良き日本人を変えたもの2

takase222008-12-25

年の瀬、たまには気のおけない人と何を話すでもなく呑むのもいい。
夜、待ち合わせの東銀座に出ると、ライトアップされた歌舞伎座を通りかかった。まもなく取り壊されるのだなあ。記録しておきたくなってカメラにおさめた。
イザベラ・バードが日本を旅したのが明治11年
この時代、たった一人で西洋の中年女性(当時46歳)が日本を旅する、しかも北海道にまで行ってアイヌの村を訪れるなどというのは、まさに大冒険だったろう。彼女が妹など身内に書いた手紙をまとめたのがこの本であり、遠慮のない厳しい(場合によっては西洋人らしい偏見も混じった)批評が随所に見られる。また、すでにカナダ、米国、ニュージーランド、オーストラリア、ハワイと各地を旅行しているから、比較の目も持っている。日本にだけお世辞を言っているのではない。

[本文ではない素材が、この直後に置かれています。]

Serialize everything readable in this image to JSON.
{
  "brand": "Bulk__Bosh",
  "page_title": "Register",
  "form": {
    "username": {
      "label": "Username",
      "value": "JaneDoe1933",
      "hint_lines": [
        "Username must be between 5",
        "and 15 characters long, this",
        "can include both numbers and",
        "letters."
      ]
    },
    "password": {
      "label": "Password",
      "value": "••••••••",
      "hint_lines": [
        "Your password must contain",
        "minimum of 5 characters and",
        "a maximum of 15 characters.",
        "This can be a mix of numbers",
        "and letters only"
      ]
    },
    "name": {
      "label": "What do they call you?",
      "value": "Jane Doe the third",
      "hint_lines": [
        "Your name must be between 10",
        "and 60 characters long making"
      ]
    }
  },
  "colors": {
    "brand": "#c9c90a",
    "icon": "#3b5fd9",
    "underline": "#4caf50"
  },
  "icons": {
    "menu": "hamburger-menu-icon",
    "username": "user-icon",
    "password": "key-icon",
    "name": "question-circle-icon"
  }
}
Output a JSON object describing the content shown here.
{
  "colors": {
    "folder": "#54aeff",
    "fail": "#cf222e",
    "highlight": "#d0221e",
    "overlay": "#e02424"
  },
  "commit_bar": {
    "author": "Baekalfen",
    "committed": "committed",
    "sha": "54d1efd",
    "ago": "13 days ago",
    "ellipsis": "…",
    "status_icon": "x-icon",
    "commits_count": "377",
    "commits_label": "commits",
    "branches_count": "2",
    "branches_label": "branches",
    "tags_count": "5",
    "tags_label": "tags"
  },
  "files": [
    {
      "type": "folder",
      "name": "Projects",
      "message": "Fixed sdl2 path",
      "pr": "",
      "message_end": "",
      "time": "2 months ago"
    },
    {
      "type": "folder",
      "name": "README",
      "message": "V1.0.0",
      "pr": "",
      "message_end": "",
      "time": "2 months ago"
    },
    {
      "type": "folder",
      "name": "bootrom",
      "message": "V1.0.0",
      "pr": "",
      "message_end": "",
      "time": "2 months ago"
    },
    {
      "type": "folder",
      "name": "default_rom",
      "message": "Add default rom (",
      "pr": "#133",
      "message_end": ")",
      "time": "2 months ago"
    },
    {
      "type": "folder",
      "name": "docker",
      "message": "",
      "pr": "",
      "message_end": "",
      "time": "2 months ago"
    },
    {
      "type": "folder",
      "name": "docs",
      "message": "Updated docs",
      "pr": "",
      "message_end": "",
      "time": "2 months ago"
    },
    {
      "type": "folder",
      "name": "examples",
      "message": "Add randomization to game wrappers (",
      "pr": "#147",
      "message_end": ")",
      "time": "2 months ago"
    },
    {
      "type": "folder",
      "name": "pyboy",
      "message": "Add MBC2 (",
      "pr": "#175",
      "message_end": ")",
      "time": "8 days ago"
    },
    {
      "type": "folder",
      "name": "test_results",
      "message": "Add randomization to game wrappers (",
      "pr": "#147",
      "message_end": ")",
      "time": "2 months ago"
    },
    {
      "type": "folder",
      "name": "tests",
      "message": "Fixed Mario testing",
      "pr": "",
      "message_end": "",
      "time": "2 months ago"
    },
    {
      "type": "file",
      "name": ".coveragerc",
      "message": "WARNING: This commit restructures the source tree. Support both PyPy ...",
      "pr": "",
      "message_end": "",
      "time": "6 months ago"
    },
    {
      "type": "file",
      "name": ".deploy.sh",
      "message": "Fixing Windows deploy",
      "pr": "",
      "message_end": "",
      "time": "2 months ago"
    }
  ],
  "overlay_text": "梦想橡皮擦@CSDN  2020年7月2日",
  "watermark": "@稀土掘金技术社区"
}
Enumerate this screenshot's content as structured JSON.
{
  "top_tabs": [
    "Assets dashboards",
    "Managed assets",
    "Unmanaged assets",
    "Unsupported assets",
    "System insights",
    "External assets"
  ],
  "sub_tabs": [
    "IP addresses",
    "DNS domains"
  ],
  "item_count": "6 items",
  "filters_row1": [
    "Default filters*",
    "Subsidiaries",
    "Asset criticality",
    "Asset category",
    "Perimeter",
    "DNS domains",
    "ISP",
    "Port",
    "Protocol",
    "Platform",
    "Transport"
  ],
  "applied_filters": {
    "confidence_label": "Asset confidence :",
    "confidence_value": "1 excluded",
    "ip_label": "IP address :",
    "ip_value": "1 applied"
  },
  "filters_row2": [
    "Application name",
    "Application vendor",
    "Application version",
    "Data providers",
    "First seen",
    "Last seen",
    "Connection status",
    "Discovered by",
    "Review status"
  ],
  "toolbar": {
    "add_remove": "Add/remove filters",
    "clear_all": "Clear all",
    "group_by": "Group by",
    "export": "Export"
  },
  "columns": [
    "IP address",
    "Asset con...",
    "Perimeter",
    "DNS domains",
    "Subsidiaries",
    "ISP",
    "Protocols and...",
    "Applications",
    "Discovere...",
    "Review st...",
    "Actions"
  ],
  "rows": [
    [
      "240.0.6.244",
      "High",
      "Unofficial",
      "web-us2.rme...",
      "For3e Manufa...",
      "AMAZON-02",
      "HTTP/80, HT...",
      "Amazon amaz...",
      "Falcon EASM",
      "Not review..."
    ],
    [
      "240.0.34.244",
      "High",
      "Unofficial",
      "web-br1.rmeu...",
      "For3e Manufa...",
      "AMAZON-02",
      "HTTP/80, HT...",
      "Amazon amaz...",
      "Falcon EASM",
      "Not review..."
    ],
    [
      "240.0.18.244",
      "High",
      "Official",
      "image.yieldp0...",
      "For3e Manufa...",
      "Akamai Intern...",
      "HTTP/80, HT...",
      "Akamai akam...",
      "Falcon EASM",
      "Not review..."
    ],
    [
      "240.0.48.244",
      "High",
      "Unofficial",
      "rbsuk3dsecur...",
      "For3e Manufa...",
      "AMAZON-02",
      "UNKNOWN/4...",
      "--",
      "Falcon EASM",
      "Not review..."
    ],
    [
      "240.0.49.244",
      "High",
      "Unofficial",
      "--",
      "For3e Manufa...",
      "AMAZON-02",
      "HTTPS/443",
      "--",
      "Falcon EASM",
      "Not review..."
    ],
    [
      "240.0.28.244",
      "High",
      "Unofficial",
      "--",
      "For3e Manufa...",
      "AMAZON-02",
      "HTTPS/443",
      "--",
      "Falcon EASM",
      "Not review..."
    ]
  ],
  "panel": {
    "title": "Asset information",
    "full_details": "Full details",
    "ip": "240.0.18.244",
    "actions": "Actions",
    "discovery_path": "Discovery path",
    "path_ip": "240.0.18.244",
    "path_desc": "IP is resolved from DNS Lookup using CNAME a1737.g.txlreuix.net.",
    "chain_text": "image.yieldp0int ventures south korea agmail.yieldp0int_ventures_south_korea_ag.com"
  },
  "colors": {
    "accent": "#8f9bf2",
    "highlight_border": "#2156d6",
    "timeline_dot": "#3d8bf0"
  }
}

彼女が特に気に入ったのが、私の故郷の山形県置賜盆地で、ここを彼女は「エデンの園」、「東洋のアルカデヤ」(桃源郷)と呼んだ。http://d.hatena.ne.jp/takase22/20080122
彼女にかぎらず、江戸末期から明治初期に日本を訪れた西洋人で、日本人の立ち居振る舞い、国民性を高く評価した人は多い。
岡野先生は、大学でも教えているが、学生が年々自己保身的になっているという。「国のために命をかけられる」と考える若者の比率で、日本は73カ国中72位だったという結果をどう見るかを話し合った。これでは、日本を真剣に良くしたいというエネルギーは出てこない。大きな問題だという話になった。
1945年の終戦で、それまでの強大な軍国主義の権威が崩れ落ち、自由の雰囲気を感じたことを書いたエッセイを読むことがある。一気に青空が広がったかのような解放感が喜びをもって受け止められたことは理解できる。そこに進駐軍が、アメリカ流の個人主義の価値観を持ち込んだ。第一次アメリカ化=グローバリゼーションの波と言ってもいいかもしれない。過去の価値観が徹底して洗い流されることになった。
戦後、自分一人のために生きることをよしとする個人主義的な教育、風潮が日本を覆った。いま子どもも大人も壊れていくのは、ここに大きな根があるのではないか。
大東亜戦争が間違っていたからといって、過去の価値観をすべて捨て去ることはなかったはずだ。
「昔の日本人は、生きることを自分の《つとめ》として生きていた」と岡野先生は言う。
このブログでは、これから、《つとめ》を生きるという生き方について考えてゆきたい。